Since, for 4 blocks, the extra rows will be in the block with index 3. Let's see what tXcX contains for the first thread in each row of block index 3:
Thread 0 slice identity tensor:
(12,0) o ((2,4),1,4):((1@1,2@1),0,256@1)
Thread 32 slice identity tensor:
(13,0) o ((2,4),1,4):((1@1,2@1),0,256@1)
Thread 64 slice identity tensor:
(14,0) o ((2,4),1,4):((1@1,2@1),0,256@1)
Thread 128 slice identity tensor:
(16,0) o ((2,4),1,4):((1@1,2@1),0,256@1)
As you can see, we can get the start of the global coordinate each thread processes by reading the first element in the tXcX tensor:
global_row, global_col = tXcX[(0, 0), 0, 0]

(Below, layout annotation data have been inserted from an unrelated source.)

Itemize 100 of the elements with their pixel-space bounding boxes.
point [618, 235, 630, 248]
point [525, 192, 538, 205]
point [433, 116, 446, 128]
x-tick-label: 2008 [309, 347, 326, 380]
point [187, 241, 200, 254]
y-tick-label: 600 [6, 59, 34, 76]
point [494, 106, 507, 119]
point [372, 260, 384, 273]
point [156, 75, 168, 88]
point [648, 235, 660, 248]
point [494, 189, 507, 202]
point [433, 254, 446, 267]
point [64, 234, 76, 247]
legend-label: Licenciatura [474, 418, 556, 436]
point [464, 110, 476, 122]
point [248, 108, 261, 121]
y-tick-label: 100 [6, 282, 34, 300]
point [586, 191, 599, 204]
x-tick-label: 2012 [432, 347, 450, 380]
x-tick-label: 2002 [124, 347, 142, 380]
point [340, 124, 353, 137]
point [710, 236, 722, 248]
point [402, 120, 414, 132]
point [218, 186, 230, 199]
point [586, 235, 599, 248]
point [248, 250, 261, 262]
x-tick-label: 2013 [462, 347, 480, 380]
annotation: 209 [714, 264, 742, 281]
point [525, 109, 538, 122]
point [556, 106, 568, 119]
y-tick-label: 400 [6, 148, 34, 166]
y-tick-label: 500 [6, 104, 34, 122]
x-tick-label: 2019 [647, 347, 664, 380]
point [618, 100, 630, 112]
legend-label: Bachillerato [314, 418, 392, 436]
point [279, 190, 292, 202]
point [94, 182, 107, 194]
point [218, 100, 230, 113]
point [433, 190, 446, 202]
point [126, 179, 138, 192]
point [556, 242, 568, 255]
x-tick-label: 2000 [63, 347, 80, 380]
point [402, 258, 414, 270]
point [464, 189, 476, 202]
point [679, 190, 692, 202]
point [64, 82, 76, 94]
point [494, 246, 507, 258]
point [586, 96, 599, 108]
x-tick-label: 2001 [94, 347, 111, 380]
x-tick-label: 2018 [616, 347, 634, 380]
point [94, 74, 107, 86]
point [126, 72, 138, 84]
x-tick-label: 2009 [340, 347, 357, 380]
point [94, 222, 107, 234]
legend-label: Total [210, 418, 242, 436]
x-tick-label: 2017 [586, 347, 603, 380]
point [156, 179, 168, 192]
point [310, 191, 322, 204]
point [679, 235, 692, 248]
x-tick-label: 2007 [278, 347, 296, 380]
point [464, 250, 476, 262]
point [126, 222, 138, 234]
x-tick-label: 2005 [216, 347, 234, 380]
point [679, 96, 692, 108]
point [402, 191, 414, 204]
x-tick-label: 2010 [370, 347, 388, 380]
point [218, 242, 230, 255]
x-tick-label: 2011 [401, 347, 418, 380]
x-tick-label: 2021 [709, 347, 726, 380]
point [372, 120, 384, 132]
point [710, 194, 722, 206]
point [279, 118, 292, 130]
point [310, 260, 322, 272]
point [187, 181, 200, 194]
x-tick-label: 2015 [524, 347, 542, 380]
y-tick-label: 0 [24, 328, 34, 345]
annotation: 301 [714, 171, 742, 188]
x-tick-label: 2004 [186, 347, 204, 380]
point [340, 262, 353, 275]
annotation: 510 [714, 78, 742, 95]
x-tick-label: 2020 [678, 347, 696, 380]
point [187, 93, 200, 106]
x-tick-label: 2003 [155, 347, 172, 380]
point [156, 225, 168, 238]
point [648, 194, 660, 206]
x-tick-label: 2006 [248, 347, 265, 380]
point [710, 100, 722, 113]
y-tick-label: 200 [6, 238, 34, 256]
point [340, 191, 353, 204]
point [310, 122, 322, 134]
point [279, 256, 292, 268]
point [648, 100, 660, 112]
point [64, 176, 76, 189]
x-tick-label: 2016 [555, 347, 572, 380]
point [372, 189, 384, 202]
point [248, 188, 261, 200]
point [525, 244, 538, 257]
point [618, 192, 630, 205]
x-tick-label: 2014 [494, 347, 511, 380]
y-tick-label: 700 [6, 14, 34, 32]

For thread 0 inside block 3, global row is 12. For thread 32 inside block 3, global row becomes 13 and so on. We can now copy only the required elements and skip the OOB reads by checking the condition:
if global_row < mX.shape[0]:
cute.copy(...)
We can also iterate through the last dim/mode of the identity tensor tXcX to see the start of the columns (copying 8 elements) each thread process since the stride there is 256@1:
Thread 0:
tXcX[(0, 0), 0, 0]: (12,0)
tXcX[(0, 0), 0, 1]: (12,256)
tXcX[(0, 0), 0, 2]: (12,512)
tXcX[(0, 0), 0, 3]: (12,768)
Thread 1:
tXcX[(0, 0), 0, 0]: (12,8)
tXcX[(0, 0), 0, 1]: (12,264)
tXcX[(0, 0), 0, 2]: (12,520)
tXcX[(0, 0), 0, 3]: (12,776)
Here, thread 0 in block 3 processes the elements in global row 12 and global columns starting at 0, 256, 512, and 768. Thread 1 processes the same global row but starts at global column 8, 264, 520, and 776.
This is just one example of what Identity Tensors can do in CuTeDSL. They are used in almost all kernels for bounds-checking, predicate tensors, TMA loads, and so on. I hope this article made you understand them intuitively. Thanks for reading!